Hunyuan-A13B-Instruct¶

简介¶

Hunyuan-A13B-Instruct 是腾讯开发的一款细粒度混合专家模型（MoE）。该模型总参数量达800亿，激活参数量为130亿，支持256K超长上下文，并具备原生思维链（CoT）推理能力。

环境准备¶

模型权重¶

Hunyuan-A13B-Instruct（BF16版本）：下载模型权重。

建议将模型权重下载到多节点共享目录中，例如 /root/.cache/

安装¶

运行 Docker 容器：

# Update the vllm-ascend image
# For Atlas A2 machines:
# export IMAGE=quay.io/ascend/vllm-ascend:v0.22.1rc1
# For Atlas A3 machines:
export IMAGE=quay.io/ascend/vllm-ascend:v0.22.1rc1-a3
docker run --rm \
  --name vllm-ascend \
  --shm-size=1g \
  --device /dev/davinci0 \
  --device /dev/davinci1 \
  --device /dev/davinci2 \
  --device /dev/davinci3 \
  --device /dev/davinci_manager \
  --device /dev/devmm_svm \
  --device /dev/hisi_hdc \
  -v /usr/local/dcmi:/usr/local/dcmi \
  -v /usr/local/bin/npu-smi:/usr/local/bin/npu-smi \
  -v /usr/local/Ascend/driver/lib64/:/usr/local/Ascend/driver/lib64/ \
  -v /usr/local/Ascend/driver/version.info:/usr/local/Ascend/driver/version.info \
  -v /etc/ascend_install.info:/etc/ascend_install.info \
  -v /root/.cache:/root/.cache \
  -p 8000:8000 \
  -it $IMAGE bash

从源码构建：

# Install vLLM.
git clone --depth 1 --branch v0.22.1 https://github.com/vllm-project/vllm
cd vllm
VLLM_TARGET_DEVICE=empty pip install -e .
cd ..

# Install vLLM Ascend.
git clone --depth 1 --branch v0.22.1rc1 https://github.com/vllm-project/vllm-ascend.git
cd vllm-ascend
git submodule update --init --recursive
pip install -e .
cd ..

软件栈版本验证¶

环境基于 GiteeAI 平台内置的 CANN，并通过 Python 3.11.6 Conda 环境成功运行 vLLM v0.22.1rc1 和 vLLM-Ascend:v0.22.1rc1。

部署¶

单节点部署（4-NPU）¶

export HCCL_INTRA_ROCE_ENABLE=1
export ASCEND_RT_VISIBLE_DEVICES=0,1,2,3
export HF_HOME=/data
export MODEL_PATH="Hunyuan-A13B-Instruct"
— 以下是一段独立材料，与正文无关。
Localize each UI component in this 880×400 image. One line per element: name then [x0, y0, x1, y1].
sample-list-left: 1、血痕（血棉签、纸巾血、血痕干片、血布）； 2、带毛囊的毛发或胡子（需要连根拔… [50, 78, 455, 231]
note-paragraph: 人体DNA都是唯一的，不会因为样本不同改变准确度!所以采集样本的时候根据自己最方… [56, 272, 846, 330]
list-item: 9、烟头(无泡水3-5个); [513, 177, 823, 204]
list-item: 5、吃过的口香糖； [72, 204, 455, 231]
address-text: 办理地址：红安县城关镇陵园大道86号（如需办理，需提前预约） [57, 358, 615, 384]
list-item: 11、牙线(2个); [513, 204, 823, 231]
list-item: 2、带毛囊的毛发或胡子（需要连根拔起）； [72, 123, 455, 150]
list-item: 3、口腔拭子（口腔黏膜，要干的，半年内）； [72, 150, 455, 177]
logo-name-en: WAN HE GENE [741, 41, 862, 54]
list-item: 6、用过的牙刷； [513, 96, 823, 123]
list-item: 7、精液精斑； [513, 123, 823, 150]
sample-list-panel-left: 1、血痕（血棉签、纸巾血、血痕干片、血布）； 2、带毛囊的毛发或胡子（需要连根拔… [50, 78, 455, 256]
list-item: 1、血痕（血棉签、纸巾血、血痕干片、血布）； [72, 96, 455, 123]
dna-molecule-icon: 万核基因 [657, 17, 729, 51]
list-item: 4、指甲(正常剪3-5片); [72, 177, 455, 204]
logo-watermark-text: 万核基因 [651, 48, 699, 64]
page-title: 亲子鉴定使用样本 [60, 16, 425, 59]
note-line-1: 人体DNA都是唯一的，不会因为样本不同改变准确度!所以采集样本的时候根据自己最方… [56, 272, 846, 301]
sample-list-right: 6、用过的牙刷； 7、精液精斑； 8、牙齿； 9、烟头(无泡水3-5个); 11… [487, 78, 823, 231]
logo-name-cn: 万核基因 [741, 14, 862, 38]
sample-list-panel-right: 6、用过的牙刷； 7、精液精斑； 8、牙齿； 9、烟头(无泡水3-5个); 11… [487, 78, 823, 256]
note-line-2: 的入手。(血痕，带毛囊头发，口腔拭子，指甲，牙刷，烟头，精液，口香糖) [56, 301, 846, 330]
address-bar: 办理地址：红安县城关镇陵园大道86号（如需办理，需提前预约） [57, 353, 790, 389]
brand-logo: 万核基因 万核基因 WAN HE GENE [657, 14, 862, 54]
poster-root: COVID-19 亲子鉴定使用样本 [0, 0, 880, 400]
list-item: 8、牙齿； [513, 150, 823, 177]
vllm serve ${MODEL_PATH} \
    --trust-remote-code \
    --host 0.0.0.0 \
    --port 8000 \
    --served-model-name Hunyuan \
    --tensor-parallel-size 4 \
    --max-model-len 32768 \
    --gpu-memory-utilization 0.90

关键性能指标¶

基于已验证的 CANN 8.5.1 测试日志：

权重内存占用：每个 NPU 的静态内存占用约为 37.46 GB。
图编译（ACL Graph）：启用 PIECEWISE 模式后，系统约在 18 秒内自动捕获计算图，可显著加速后续推理。
KV 缓存容量：剩余 NPU 内存可为约 529,152 个 token 提供并发缓存空间。

功能验证¶

curl http://localhost:8000/v1/chat/completions \
    -H "Content-Type: application/json" \
    -d '{
        "model": "Hunyuan",
        "messages": [{"role": "user", "content": "Give me a short introduction to large language models."}],
        "max_tokens": 100,
        "temperature": 0.7
    }'

预期输出：

{"id":"chatcmpl-9a60df2b23bb539f","object":"chat.completion","created":1774751760,"model":"Hunyuan","choices":[{"index":0,"message":{"role":"assistant","content":"<think>\nOkay, I need to write a short introduction to large language models. Let me start by recalling what I know. First, what are LLMs? They're machine learning models trained on vast amounts of text data. The key here is \"large\"—so they have a huge number of parameters. Maybe mention the scale, like billions or trillions of parameters.\n\nThen, how are they trained? They're trained on diverse text sources—books, websites, articles, etc. The","refusal":null,"annotations":null,"audio":null,"function_call":null,"tool_calls":[],"reasoning":null},"logprobs":null,"finish_reason":"length","stop_reason":null,"token_ids":null}],"service_tier":null,"system_fingerprint":null,"usage":{"prompt_tokens":12,"total_tokens":112,"completion_tokens":100,"prompt_tokens_details":null},"prompt_logprobs":null,"prompt_token_ids":null,"kv_transfer_params":null}

精度评估¶

在 GiteeAI 平台上，使用 AISBench 工具在 GSM8K 基准集上对模型进行了测试验证：在 7cd45e 版本配置下，模型在精度生成模式下达到了 94.77% 的准确率。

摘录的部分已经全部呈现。